Die aktuelle Management-Oberfläche von Koopid basiert auf einer Workflow-Methodik nach dem Muster: Wenn diese Fragen gestellt werden, tue dies. Eine vortrainierte Bibliothek deckt damit etwa 90 % der Anwendungsfälle ab, während die übrigen Fälle individuell sind. Kare kann verschiedene Datenquellen nutzen, um eine breitere Wissensbasis zu schaffen und Kundeninteraktionen weiter zu verbessern. Kare kann das Training und erneute Training der Koopid-Workflows tatsächlich optimieren und die Abdeckung von 90 % näher an 100 % bringen, da es mit einer deutlich breiteren Datengrundlage arbeiten kann.
Das Team, das Dialpad übernimmt, verfügt über langjährige Erfahrung im Kommunikationsbereich. Zwar gibt es eine Fülle von KI-gestützten CX-Unternehmen, doch viele davon wurden von Absolventen der Ivy-League-Universitäten gegründet und werden von ihnen geführt. Einige dieser Unternehmen mögen interessant sein, doch viele entwickeln Technologie um der Technologie willen.
Koopid verfügt über einen großen Pool an Fachkräften von einigen der besten Contact-Center-Anbieter der Welt, darunter Avaya und Genesys. Dialpad erhält damit ein hervorragendes Team zu einer hervorragenden Technologie.
Dialpad wird Koopid offen halten
Ein interessanter Aspekt der Übernahme ist, dass die beiden größten Partner von Koopid, Vonage und Avaya, Wettbewerber von Dialpad sind.
Man würde erwarten, dass Dialpad die Beziehungen beendet, um der Konkurrenz zu schaden. Doch Dialpad verfolgt einen anderen Ansatz. In einer Vorbesprechung sagte mir Joe Manuele, SVP of Corporate and Business Development, dass das Unternehmen dazu tendiert, Koopid als offene Plattform beizubehalten, die auch andere Anbieter, einschließlich der Wettbewerber, nutzen können, um digitale Kanäle hinzuzufügen.
Ein Unternehmen mit einem Avaya-Contact-Center könnte dieses beispielsweise für die Sprachkomponenten beibehalten und andere Kanäle anschließend mit Koopid modernisieren.

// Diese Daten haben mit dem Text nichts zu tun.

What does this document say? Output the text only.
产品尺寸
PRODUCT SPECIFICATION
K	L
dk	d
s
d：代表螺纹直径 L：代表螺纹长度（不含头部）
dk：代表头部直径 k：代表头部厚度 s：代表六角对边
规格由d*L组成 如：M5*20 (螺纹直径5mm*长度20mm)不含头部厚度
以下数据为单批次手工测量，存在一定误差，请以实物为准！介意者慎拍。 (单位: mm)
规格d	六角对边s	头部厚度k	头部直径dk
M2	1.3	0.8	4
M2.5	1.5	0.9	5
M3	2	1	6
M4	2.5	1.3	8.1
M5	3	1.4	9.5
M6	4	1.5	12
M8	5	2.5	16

Ich halte das für den richtigen Ansatz, weil er für Kunden am wenigsten störend ist. Wenn Anbieter im besten Interesse ihrer Kunden handeln, werden sie normalerweise mit mehr Geschäft belohnt.
Ein Großteil des gemeinsamen Mehrwerts setzt zwar eine Integration der Plattformen voraus, und das kann mitunter lange dauern. Bei Dialpad und Koopid erwarte ich das jedoch nicht, da beide Unternehmen Cloud-native sind. Anbieter, die auf modernes Cloud-Design setzen, arbeiten mit Containern und Microservices, die sich problemlos in eine andere Plattform integrieren lassen. In dem Gespräch mit ZK Research fasste Manuele es treffend zusammen: „Wenn man Cloud-native ist und ein anderes Cloud-natives Unternehmen kauft, lässt sich die Übernahme wirklich leicht integrieren.“
Dialpad stieg zwar relativ spät in die Welt der Cloud-Contact-Center ein, doch dank seines Cloud-nativen Designs und intelligenter Übernahmen konnte das Unternehmen schnell aufholen. Nun verfügt es über eine vollständige CCaaS-Lösung und kann mit allen etablierten Anbietern auf Augenhöhe konkurrieren.
Zusammen mit den Cloud-nativen UCaaS-Funktionen – diese Kombination nennt Dialpad TruCaaS – ist Dialpad nun in der Lage, viele seiner größeren Wettbewerber zu verdrängen, die noch nicht auf ein Cloud-natives Backend migriert sind.